Two hundred years ago, the United States was mobilizing for conflict. The country had formally declared war for the first time in its history, against Great Britain. Hostilities would last for three years and claim around 20,000 lives on both sides.
Today, the War of 1812 is not well-remembered. Most people can’t explain its origins (a trade war that was an outgrowth of the ongoing conflict between the British Empire and Napoleonic France), its objectives (the United States sought to conquer Canada and failed) or its conclusion (a stalemate in which both sides gave up). The war’s most noted battle, which took place near New Orleans, occurred in January 1815, after the peace treaty had been signed. It was a significant U.S. victory, commanded by future president Gen. Andrew Jackson, and in that war, the wins were too few to be forgotten.
The public was closely divided on the conflict. Many New Englanders thought America should go to war with France instead. Daniel Webster spoke out against the war on July 4, 1812, at a speech in Portsmouth, N.H. Reflecting on the 36th anniversary of the Declaration of Independence, he said, “It is in the power of every generation to make themselves, in some degree, partakers in the deeds, and in the fame of their ancestors, by adopting their principles, and studying their examples.” He noted that when studying the life and works of the greats of the past, “the heart, as well as the understanding, feels the connection.” In so doing, people discover they are “part of the great chain of existence … binding the present to the past, and even to the future.”
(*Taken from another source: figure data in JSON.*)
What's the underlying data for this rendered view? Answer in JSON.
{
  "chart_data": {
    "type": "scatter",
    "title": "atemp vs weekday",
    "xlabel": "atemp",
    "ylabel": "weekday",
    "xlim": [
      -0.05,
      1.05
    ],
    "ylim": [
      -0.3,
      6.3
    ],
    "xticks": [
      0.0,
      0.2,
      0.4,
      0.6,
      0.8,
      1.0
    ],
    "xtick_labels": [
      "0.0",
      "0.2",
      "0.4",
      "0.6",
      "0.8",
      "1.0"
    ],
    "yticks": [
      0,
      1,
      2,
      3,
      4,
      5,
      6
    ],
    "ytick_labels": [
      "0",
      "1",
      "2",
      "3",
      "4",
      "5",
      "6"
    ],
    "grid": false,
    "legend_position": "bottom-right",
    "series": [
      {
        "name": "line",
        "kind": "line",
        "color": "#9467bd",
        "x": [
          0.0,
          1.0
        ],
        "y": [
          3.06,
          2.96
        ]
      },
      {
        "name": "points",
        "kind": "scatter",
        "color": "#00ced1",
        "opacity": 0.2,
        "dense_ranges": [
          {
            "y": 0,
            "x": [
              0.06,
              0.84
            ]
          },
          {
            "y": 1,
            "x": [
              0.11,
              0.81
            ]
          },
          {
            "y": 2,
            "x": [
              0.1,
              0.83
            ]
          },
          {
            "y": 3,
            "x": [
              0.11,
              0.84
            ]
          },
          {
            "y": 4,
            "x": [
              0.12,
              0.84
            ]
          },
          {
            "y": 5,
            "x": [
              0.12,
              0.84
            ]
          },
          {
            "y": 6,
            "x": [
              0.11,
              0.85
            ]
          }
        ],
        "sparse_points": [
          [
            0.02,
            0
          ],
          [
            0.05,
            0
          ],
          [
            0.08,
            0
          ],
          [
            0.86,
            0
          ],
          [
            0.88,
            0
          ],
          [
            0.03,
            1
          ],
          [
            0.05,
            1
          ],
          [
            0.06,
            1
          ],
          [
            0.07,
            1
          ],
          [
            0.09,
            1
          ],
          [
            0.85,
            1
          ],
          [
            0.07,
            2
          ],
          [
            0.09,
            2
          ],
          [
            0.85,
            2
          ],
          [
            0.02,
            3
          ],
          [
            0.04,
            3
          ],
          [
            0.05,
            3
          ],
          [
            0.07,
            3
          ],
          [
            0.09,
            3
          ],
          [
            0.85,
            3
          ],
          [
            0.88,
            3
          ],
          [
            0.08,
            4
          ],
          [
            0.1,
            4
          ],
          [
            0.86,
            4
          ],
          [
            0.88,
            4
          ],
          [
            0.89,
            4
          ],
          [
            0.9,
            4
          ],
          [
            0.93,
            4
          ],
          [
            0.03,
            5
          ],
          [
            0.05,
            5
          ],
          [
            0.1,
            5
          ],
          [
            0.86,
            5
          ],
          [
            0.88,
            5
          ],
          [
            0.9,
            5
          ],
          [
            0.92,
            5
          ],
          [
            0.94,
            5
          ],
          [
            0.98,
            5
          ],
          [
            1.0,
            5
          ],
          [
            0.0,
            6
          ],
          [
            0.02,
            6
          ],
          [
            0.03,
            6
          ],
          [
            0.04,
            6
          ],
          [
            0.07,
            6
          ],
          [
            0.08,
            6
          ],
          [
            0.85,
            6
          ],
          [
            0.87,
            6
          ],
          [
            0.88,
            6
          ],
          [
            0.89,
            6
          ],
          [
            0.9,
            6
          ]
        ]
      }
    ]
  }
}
Webster evoked the spirit of the founders when he envisioned future conflicts in which free people were again called on to defend their liberty against long odds. “They cannot perish better,” he said, “than standing between their country and the embraces of a ferocious Tyranny, hated of man, and accursed of God.”
The most durable product of the War of 1812 commemorated the type of desperate stand to which Webster alluded. Washington, D.C., lawyer Francis Scott Key jotted down the draft of what became the national anthem while watching the bombardment of Fort McHenry in Baltimore Harbor on Sept. 13 and 14, 1814. Three weeks earlier, British forces had burned Washington, and it appeared the invasion fleet could not be stopped - but the force of the assault broke on Fort McHenry. By the “rocket’s red glare,” Key saw “proof through the night” that the “Star-Spangled Banner” still waved and that the fort had held. Their commander having been killed and their position tenuous, the British naval and land forces withdrew, to next make landfall at New Orleans.
America’s defenders, as Webster had presaged two years earlier, couldn’t have perished better than in that hard-fought battle. But they lived, and America again won its freedom.